Written by: Ryan Serhant Founder & CEO at SERHANT | Host of the Business of Influence Podcast | 2X Bestselling Author
If we can't trust banks, the stock market, or cash to keep our dollars safe, what do we do with our money? With the recent collapses of Silicon Valley Bank (SVB) and Signature, people are scratching their heads, wondering what to do next. And while there's no magic bullet, there is a better answer: real estate.
Here’s why...
SVB was the go-to bank for founders, and boy, did it shine when things were going well. When the pandemic hit and the economy boomed, tech valuations and fundraising took off. SVB deposits tripled from $60 billion in 2019 to a full $189 billion in 2022.
So, with all of this extra money, SVB made a gamble. They poured $80 billion into Mortgage Backed Securities (sound familiar?) with an average yield of just 1.5%. That might sound crazy, but when interest rates were only 3%, a 1.5% return looked good! When interest rates began to climb, however, that investment blew up in their face. They began losing money hand over fist, and last week, the bank unraveled. Its stock tanked 70% in a matter of days.

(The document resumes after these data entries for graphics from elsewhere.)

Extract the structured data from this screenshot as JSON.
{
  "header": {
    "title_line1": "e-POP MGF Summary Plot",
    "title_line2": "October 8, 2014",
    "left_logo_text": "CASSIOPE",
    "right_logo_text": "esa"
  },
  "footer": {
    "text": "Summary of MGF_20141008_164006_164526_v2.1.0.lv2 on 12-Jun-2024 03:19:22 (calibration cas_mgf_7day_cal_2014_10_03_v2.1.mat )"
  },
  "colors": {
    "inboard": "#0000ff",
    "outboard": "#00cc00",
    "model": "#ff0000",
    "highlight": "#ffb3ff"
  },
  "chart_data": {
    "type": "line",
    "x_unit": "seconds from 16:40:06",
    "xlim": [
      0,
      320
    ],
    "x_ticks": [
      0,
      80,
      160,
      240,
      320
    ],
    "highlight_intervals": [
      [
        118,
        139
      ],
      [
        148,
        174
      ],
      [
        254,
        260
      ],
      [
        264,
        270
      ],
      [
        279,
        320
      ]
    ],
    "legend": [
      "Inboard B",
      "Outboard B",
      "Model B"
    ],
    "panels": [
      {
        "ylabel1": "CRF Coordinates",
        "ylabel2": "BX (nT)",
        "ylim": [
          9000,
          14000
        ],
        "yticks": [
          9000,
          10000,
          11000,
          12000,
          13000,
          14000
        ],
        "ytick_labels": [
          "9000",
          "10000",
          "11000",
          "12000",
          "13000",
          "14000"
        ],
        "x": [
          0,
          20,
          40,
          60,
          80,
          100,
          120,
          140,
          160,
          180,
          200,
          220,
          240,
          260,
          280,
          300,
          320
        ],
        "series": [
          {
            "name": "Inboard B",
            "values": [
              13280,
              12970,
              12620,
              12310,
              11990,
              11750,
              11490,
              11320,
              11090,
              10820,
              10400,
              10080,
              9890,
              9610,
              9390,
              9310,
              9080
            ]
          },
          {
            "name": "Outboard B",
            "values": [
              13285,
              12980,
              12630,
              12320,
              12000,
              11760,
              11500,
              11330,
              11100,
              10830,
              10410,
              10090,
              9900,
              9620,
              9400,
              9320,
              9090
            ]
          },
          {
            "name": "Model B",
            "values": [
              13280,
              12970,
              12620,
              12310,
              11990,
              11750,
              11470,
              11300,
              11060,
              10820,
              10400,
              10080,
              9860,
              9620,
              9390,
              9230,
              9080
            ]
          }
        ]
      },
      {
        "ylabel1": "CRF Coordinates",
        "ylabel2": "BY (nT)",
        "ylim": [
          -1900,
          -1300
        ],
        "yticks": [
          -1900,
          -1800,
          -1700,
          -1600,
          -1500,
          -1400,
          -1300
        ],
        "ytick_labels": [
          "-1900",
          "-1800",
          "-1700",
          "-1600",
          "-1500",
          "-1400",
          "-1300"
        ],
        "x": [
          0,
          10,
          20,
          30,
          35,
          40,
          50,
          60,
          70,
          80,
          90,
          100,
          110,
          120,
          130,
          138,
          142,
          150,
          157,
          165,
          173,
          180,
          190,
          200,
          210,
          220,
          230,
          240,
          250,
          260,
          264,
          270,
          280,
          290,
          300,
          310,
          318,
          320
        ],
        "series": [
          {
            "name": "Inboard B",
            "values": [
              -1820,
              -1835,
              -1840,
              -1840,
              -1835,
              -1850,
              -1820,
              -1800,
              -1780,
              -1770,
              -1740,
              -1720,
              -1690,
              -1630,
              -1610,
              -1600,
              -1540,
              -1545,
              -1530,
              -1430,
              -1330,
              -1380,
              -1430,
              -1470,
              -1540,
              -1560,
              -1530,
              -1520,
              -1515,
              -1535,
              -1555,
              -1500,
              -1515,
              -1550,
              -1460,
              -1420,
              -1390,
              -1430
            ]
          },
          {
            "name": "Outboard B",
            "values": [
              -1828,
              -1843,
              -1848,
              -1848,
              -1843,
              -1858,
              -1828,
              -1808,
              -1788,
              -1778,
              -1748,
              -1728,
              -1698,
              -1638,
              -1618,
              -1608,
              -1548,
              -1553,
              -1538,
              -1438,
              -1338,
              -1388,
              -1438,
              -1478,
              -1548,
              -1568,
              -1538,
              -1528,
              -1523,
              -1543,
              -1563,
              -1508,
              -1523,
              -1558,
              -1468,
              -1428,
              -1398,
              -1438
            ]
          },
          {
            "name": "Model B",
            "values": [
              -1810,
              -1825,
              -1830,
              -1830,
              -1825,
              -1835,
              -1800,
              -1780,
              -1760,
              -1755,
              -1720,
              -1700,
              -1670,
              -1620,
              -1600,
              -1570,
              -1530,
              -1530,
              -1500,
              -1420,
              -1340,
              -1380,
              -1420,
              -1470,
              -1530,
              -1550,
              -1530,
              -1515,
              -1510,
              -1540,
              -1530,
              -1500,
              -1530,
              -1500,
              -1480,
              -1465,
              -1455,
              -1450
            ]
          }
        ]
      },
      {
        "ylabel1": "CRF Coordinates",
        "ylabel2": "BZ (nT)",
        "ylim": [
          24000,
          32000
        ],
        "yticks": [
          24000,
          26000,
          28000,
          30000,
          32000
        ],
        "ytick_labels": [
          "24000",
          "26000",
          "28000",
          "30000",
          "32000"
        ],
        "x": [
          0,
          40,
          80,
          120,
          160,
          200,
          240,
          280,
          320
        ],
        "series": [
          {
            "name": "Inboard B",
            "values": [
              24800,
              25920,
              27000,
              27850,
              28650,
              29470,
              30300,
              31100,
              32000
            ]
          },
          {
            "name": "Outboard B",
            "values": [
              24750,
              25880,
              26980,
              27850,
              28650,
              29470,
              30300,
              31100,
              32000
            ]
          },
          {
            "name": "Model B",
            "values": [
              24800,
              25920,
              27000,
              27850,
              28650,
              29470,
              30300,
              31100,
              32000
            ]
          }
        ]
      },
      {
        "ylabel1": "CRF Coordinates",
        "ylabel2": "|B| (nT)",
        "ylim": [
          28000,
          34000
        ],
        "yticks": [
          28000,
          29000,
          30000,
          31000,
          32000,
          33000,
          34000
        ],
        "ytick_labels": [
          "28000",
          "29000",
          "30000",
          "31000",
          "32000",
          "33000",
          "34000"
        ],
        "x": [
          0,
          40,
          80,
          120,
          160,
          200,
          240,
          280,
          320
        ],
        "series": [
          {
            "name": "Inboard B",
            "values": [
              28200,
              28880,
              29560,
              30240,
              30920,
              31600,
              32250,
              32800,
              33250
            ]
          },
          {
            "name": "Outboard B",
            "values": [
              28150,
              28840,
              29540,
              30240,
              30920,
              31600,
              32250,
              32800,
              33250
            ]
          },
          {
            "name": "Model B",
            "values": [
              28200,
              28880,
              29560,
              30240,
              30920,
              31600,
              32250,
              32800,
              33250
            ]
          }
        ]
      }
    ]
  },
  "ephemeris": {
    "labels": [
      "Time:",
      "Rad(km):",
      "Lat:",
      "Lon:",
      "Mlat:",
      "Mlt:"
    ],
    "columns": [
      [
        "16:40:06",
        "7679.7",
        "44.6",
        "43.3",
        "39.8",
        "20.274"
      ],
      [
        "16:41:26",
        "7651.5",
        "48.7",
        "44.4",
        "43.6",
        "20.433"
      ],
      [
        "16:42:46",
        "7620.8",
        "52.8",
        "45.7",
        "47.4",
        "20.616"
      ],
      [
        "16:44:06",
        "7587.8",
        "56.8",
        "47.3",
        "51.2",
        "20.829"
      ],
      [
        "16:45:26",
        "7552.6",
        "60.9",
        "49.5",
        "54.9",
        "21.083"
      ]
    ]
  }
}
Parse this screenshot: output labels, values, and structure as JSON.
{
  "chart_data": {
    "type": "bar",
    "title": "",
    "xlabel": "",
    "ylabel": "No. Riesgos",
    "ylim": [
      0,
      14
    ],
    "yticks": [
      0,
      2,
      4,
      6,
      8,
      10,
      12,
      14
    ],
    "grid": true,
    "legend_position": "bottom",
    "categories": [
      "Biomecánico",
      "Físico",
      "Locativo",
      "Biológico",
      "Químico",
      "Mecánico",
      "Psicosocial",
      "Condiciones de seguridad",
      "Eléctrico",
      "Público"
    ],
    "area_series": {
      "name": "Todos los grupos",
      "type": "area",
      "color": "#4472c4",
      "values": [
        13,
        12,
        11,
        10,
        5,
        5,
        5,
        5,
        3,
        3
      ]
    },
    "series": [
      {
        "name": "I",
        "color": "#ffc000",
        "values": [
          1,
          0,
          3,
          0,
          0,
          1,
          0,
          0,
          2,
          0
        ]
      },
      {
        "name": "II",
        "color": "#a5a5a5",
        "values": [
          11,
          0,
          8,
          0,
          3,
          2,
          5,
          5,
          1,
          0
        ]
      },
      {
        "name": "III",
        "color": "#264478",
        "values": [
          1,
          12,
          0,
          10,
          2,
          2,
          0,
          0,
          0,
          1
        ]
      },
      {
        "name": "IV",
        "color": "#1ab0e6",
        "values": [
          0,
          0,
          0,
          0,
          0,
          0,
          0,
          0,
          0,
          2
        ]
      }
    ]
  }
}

To prevent a systemic collapse, the Fed swooped in. They launched an emergency Bank Term Funding Program to shield other banks from danger and tapped into the Deposit Insurance Fund—a $100 billion reserve—to protect SVB and Signature depositors. The best part? Unlike in 2008, taxpayers aren't footing the bill.
As a result of the mayhem, some analysts expect the Fed to hit the brakes on raising rates. I call BS.
If the Fed were to stop raising rates, inflation could get out of control. Imagine $20 milk and $40 eggs. The fall of America wouldn’t be triggered by war, but by 99% of the population struggling to buy gas or orange juice. Despite Goldman predicting a halt on rate hikes, they can’t! We still need to slam the brakes on inflation. Trust me: runaway inflation is way scarier than a tech bank going belly up.
This is where real estate enters the picture...
People are sitting on even more cash than before the pandemic, but they're scared about where to park it. Thanks to COVID, residential real estate is back in the investment spotlight. The housing boom from 2020 to 2022 was a direct reaction to quarantine life. Now we're in a normal market, and guess what? People are driving up property prices with cold, hard cash.
Here's the deal: unlike cash, which is backed by lousy, devalued bonds, real estate is backed by the property itself. Your house is real, and it’s not going anywhere. While everyone is predicting a housing crash, I predict the opposite. Real estate is going to be a golden opportunity. When people want a secure investment, real estate prices are going to soar.
SVB's nosedive has everyone scrambling for a safe place to put their money. And while there isn’t a one-size-fits-all solution, there is a better option. Real estate just might be the ticket for folks navigating this wild and broken financial rollercoaster.